China’s factory activity fastest in 3 years, to become first country to shake off COVID drag

Monitor News Desk

Covid-19 may have rattled businesses across the world but it seems China is racing ahead of all the countries to come out of the slump and expand its industrial activity at a much larger pace than before.

On Monday, reports said that China’s factory activity expanded at the fastest pace in more than three years in November, while growth in the services sector also hit a multi-year high, as the country’s economic recovery from the coronavirus pandemic stepped up.

According to a report by Reuters, data released on Monday suggests the world’s second-largest economy is on track to become the first to completely shake off the drag from widespread industry shutdowns, with recent production data showing manufacturing now at pre-pandemic levels.

China’s official manufacturing Purchasing Manager’s Index (PMI) rose to 52.1 in November from 51.4 in October, data from the National Bureau of Statistics showed.
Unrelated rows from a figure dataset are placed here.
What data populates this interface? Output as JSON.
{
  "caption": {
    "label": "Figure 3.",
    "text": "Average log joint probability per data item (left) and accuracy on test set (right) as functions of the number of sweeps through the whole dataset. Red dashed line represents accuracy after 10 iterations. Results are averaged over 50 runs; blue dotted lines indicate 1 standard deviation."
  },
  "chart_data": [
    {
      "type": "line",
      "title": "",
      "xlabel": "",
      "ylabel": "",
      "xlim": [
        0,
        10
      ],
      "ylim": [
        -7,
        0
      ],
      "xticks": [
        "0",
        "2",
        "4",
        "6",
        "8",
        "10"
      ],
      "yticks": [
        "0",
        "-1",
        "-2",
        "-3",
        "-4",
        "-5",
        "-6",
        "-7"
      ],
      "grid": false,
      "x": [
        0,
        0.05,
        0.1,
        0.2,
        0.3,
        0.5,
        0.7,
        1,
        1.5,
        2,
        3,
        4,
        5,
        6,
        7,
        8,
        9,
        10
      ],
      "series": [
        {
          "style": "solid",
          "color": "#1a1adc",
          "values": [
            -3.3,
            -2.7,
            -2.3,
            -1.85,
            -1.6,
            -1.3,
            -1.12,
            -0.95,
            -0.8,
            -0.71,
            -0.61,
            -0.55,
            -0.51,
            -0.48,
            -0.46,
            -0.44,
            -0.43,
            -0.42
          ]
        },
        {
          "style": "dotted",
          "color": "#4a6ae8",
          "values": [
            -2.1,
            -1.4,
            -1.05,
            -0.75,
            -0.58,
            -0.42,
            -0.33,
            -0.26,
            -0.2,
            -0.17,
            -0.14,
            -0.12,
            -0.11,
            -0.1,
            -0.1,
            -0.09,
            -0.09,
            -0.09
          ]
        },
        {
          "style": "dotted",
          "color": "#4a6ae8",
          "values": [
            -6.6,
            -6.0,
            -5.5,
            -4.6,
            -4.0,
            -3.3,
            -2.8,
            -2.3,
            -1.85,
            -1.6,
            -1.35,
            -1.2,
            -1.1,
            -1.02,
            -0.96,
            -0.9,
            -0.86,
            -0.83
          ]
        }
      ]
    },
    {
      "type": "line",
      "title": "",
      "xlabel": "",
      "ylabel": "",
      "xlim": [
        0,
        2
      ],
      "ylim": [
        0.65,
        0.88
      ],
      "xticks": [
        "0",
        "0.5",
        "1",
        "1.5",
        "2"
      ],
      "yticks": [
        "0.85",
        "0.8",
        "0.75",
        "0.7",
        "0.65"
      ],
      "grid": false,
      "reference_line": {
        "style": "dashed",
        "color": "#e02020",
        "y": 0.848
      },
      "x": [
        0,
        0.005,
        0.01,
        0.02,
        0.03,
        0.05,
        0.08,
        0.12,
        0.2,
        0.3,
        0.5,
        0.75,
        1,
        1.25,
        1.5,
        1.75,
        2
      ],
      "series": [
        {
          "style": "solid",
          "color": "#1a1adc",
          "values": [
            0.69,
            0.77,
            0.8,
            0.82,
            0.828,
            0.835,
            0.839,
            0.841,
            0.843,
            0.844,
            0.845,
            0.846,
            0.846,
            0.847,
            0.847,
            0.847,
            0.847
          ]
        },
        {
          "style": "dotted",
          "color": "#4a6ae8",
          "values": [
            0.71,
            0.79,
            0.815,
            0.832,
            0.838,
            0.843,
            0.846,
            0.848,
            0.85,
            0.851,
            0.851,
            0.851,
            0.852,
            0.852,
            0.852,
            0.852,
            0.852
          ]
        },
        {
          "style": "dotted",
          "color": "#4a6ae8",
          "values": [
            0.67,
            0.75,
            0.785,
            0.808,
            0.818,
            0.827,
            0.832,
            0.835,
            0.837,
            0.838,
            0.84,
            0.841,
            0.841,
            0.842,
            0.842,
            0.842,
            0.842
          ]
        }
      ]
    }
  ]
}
It was the highest PMI reading since September 2017 and remained above the 50-point mark that separates growth from contraction on a monthly basis. It was also higher than the 51.5 median forecast in a Reuters poll of analysts.

“The rise in November manufacturing PMI, with broad-based improvements across the sub-indices, suggest the recovery momentum in the industrial sector has become more certain,” Zhang Liqun, analyst at China Federation of Logistics & Purchasing.

“But the results also showed inadequate demand is still a common issue facing firms. We need to consolidate the policy support aimed to expand domestic demand.”

China’s blue-chip stock market index hit a 5-1/2 year high following the brisk data.

The robust headline PMI points to solid fourth-quarter growth, which analysts at Nomura expect to quicken to 5.7% year-on-year, from 4.9% in the third quarter, an impressive turnaround from the deep contraction earlier this year.

The economy is expected to expand around 2% for the full year, the weakest in over three decades but still much stronger than other major economies that are struggling to bring their coronavirus outbreaks under control.